If only they could put these skills into something useful like curing cancer or ending Alzheimer's. Technology has by now passed the point where it benefits us, not it exists solely to destroy everything human in the name of exploitation.

Nice to see a Wizards fan, you love to see it.
 
While this is fun, drosophila has a tiny number of neurons. A newborn human baby has a quadrillion connections.
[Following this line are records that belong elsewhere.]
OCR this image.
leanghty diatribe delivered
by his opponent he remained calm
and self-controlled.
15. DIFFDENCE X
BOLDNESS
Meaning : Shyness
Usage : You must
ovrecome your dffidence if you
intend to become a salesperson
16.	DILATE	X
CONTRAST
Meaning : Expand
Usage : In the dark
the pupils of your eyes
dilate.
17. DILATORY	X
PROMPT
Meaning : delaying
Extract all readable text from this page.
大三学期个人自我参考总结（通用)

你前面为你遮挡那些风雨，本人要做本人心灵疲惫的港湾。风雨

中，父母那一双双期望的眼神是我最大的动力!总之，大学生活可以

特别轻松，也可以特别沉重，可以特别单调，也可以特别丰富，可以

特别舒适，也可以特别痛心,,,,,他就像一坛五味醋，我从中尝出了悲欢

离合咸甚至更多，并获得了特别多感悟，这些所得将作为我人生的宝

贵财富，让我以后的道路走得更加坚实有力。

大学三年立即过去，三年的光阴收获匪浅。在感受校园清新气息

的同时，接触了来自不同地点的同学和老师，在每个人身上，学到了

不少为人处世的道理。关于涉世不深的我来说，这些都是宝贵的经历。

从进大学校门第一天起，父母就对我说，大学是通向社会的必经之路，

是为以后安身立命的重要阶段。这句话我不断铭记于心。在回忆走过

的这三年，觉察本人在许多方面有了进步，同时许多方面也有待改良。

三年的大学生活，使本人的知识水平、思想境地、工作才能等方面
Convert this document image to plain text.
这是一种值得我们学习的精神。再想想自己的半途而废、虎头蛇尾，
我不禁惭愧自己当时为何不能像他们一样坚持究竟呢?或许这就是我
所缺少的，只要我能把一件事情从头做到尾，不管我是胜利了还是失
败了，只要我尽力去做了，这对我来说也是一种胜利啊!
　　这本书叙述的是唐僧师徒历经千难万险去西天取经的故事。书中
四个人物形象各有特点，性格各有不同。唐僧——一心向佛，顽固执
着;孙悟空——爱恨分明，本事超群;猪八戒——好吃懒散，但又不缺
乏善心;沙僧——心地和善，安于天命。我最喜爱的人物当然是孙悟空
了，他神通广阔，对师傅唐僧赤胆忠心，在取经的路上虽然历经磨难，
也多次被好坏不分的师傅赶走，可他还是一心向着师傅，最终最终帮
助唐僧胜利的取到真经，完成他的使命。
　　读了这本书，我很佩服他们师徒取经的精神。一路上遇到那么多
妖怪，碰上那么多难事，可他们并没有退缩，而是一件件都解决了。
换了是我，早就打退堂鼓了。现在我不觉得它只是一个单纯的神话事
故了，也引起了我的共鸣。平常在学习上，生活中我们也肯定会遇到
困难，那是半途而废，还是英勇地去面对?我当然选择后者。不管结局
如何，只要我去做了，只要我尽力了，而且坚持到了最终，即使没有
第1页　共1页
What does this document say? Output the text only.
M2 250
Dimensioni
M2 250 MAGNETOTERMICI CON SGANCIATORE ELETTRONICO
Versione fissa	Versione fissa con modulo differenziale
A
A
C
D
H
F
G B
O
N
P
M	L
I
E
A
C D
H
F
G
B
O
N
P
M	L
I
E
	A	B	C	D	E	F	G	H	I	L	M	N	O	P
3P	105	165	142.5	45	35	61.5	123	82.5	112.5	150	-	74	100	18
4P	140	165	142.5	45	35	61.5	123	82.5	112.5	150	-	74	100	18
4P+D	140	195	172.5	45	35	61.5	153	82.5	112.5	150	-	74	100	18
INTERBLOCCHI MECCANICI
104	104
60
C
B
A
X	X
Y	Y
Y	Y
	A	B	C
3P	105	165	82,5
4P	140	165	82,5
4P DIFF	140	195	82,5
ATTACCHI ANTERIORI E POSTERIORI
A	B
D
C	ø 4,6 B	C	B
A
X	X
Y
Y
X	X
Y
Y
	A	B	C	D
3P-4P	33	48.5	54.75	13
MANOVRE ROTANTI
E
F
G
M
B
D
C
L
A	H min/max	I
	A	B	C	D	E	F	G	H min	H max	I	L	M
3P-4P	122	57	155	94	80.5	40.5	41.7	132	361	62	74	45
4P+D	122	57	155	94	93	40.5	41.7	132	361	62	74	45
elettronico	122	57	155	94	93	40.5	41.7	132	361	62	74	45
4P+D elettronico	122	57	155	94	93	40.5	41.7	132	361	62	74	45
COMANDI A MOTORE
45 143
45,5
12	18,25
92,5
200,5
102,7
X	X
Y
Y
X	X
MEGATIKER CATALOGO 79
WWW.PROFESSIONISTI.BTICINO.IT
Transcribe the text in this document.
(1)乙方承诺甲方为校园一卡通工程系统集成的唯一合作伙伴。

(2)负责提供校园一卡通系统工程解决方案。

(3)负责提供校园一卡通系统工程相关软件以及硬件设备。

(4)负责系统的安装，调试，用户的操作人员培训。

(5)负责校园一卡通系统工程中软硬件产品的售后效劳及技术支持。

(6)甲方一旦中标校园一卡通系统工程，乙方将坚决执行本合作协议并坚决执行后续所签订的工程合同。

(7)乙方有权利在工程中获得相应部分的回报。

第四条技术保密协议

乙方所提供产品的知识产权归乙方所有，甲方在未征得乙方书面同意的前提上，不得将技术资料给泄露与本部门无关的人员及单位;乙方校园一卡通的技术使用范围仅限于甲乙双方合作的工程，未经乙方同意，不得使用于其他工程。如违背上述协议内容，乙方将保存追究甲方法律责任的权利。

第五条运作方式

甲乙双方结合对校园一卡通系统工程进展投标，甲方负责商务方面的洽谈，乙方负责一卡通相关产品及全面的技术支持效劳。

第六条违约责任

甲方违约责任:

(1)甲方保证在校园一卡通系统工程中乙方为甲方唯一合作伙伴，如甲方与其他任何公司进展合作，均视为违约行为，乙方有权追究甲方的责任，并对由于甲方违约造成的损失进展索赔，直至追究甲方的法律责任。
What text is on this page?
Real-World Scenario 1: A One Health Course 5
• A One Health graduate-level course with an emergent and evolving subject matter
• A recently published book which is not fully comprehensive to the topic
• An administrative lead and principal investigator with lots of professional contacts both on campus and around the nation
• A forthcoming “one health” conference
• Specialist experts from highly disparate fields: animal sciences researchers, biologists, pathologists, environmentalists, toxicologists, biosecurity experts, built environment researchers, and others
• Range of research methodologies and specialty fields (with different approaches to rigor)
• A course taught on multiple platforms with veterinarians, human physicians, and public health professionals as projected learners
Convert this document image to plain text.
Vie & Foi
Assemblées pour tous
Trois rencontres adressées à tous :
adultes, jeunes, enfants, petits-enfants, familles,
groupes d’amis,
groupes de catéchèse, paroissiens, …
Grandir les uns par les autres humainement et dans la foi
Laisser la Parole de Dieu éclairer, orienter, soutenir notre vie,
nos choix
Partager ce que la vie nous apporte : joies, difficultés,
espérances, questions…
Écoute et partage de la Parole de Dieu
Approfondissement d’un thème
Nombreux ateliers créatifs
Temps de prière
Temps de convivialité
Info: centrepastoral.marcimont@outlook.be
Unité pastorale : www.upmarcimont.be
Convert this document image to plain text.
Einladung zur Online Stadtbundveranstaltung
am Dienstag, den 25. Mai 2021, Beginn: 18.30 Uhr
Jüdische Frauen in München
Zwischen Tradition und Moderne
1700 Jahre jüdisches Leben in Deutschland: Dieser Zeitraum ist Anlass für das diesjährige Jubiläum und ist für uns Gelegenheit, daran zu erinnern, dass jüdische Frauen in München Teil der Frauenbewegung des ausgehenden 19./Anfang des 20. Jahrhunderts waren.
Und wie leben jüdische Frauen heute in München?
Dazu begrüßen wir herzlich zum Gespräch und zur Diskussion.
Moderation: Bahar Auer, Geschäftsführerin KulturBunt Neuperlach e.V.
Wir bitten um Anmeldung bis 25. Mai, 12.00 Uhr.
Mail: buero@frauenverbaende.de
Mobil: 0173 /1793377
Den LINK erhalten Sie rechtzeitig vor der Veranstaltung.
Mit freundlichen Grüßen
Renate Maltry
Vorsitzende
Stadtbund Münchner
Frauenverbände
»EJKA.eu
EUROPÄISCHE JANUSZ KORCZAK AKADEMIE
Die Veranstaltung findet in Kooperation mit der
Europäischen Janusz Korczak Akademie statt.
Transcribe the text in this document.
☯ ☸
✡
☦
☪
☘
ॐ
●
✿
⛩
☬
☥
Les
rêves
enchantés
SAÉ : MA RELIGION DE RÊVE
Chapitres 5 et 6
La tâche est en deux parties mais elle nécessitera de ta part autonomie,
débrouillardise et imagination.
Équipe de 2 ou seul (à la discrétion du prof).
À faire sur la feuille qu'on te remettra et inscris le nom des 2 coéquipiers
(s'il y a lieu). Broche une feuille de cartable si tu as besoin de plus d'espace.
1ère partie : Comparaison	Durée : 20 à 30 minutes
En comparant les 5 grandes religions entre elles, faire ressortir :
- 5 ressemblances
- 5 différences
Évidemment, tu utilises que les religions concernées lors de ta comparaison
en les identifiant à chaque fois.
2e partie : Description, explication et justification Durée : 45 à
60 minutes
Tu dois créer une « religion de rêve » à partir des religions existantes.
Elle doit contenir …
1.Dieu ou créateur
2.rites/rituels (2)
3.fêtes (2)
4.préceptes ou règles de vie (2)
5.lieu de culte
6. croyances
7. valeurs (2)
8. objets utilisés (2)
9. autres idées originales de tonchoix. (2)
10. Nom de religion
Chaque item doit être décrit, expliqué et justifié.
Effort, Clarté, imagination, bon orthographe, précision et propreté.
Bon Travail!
Bro don't you understand all we need is SCALING, just ignore the fact that the video is only 30 seconds long and it doesn't show a fly flying, that can be fixed with SCALING as well. Oh my Darwin I love SCALING
 
Bro don't you understand all we need is SCALING, just ignore the fact that the video is only 30 seconds long and it doesn't show a fly flying, that can be fixed with SCALING as well. Oh my Darwin I love SCALING
Just one more grant, bro, and we will have the brain cheese thinking. Just one more grant, I swear this is the last…
 
This absolutely looks like one of those scams where they had an idea, tried to do it and utterly failed, but they still want to get investor money, so they create a shitty looking model that makes it look like they did it and the creator gets outed for it like a month later. The amount of times this pattern has happened even within the last 5 years it absurd.
 
Bro don't you understand all we need is SCALING, just ignore the fact that the video is only 30 seconds long and it doesn't show a fly flying, that can be fixed with SCALING as well. Oh my Darwin I love SCALING
"Look! It moved a little! Flies move a little all the time! I am God!"